Attention to user experience isn’t just for website development. Membership teams that think like their members and step into their shoes get better retention results. A new guide offers some UX tips and tricks to use during a member’s renewal period.
Recently, I had to create a website from scratch. I’m getting married next year, and I needed to build an event site that explains the details for our guests before the big day. While I love to lament wedding planning, I enjoyed this exercise because it allowed me to wear my user-experience (UX) hat, something membership teams might want to try on.
For those new to UX, it’s an iterative design process that teams use to create websites and other digital experiences that are easy for users to navigate and provide meaningful and relevant information. Before my site launch, I used several UX principles—creating a clear hierarchy of pages, keeping the language consistent and concise, and making use of attention-grabbing images and headlines.
But most importantly, I reached out to a few family members with different backgrounds to test the site before it went live. Their feedback was incredibly valuable and helped me improve everything from link and navigation elements to smaller copy and design choices.
If you’re not using UX, studying up on some basics could result in more positive member experiences. It forces you to put yourself in your members’ shoes—and a member-first mindset puts you in the best position to improve your most important membership metrics, says Matthew Mantione, CAE, vice president of membership, marketing, and sales at the Transportation Intermediaries Association.
“We all think and develop strategy with [the member] in mind, which ultimately supports the two big R’s—recruitment and retention,” he says. “This mindset—or a shift to it, if you don’t have it— will undoubtedly open up new doors and new ways of thinking, and challenge your staff to be more creative in how [they] deliver value that results in the retention of members.”
Recently, Marketing General Incorporated (MGI) released a Membership Renewal Guide that provides a UX framework for renewals. Here are three key takeaways from the guide:
Create attention-grabbing subject lines and offers. If you’re not already testing subject lines in renewal emails, start doing it now. MGI says associations can improve open rates by more than 50 percent if they conduct subject line tests. This testing tool from CoSchedule is an easy way to rate and review the quality of your next subject line.

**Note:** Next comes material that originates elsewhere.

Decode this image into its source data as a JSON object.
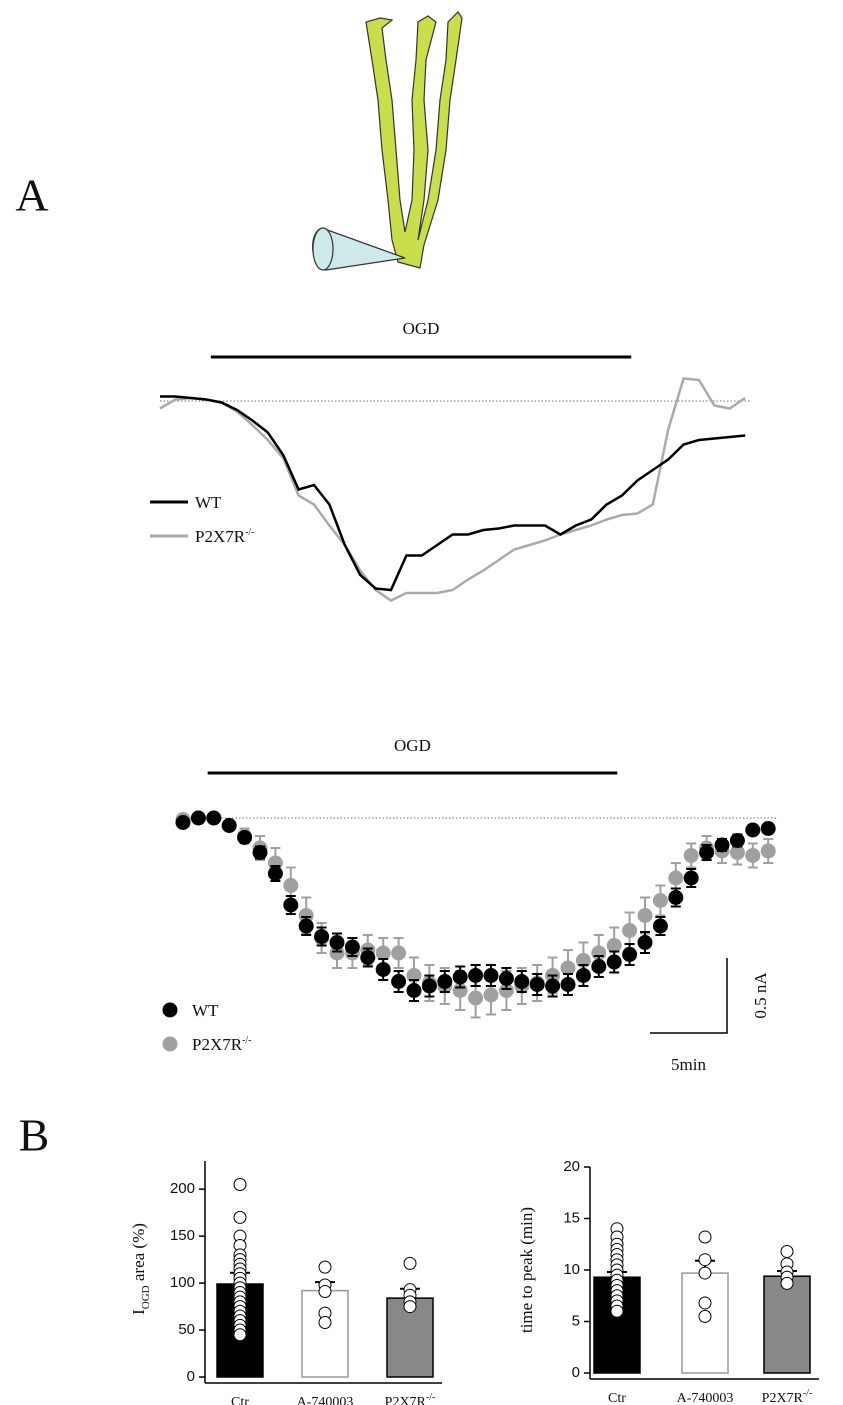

The MGI guide also recommends using clear and urgent call-to-action messages for renewals, and the earlier you start this process, the better. One tactic that MGI suggests is the “early bird” offer, which gives members a slight dues discount in exchange for an earlier renewal.
Offer multiple forms of payment. Access and equity are two important considerations built into UX testing, and these principles are essential for dues payments. Whereas one member might prefer a plan that allows them to pay in installments, especially if they pay out of pocket, another member who is strapped for time might find it better to renew through an automatic and recurring credit card payment. The MGI guide suggests surveying members first about payment preferences or giving at least a few options for immediate or staggered payments.
Audit the renewal cycle and add grace periods. A recent Collaborate discussion [ASAE member log-in required] highlighted the importance of analyzing the renewal cycle with a recurring audit. An audit may reveal pain points or unnecessary steps that bog down members in the renewal cycle.
If you don’t already have a renewal schedule built, the MGI guide outlines a 16-month schedule that associations can use to map out when and how they engage. And for members who lapse, consider adding a grace period of two to three months. That’s the average grace period most associations offer, according to the guide, and it correlates with overall renewal rates of 80 percent or more.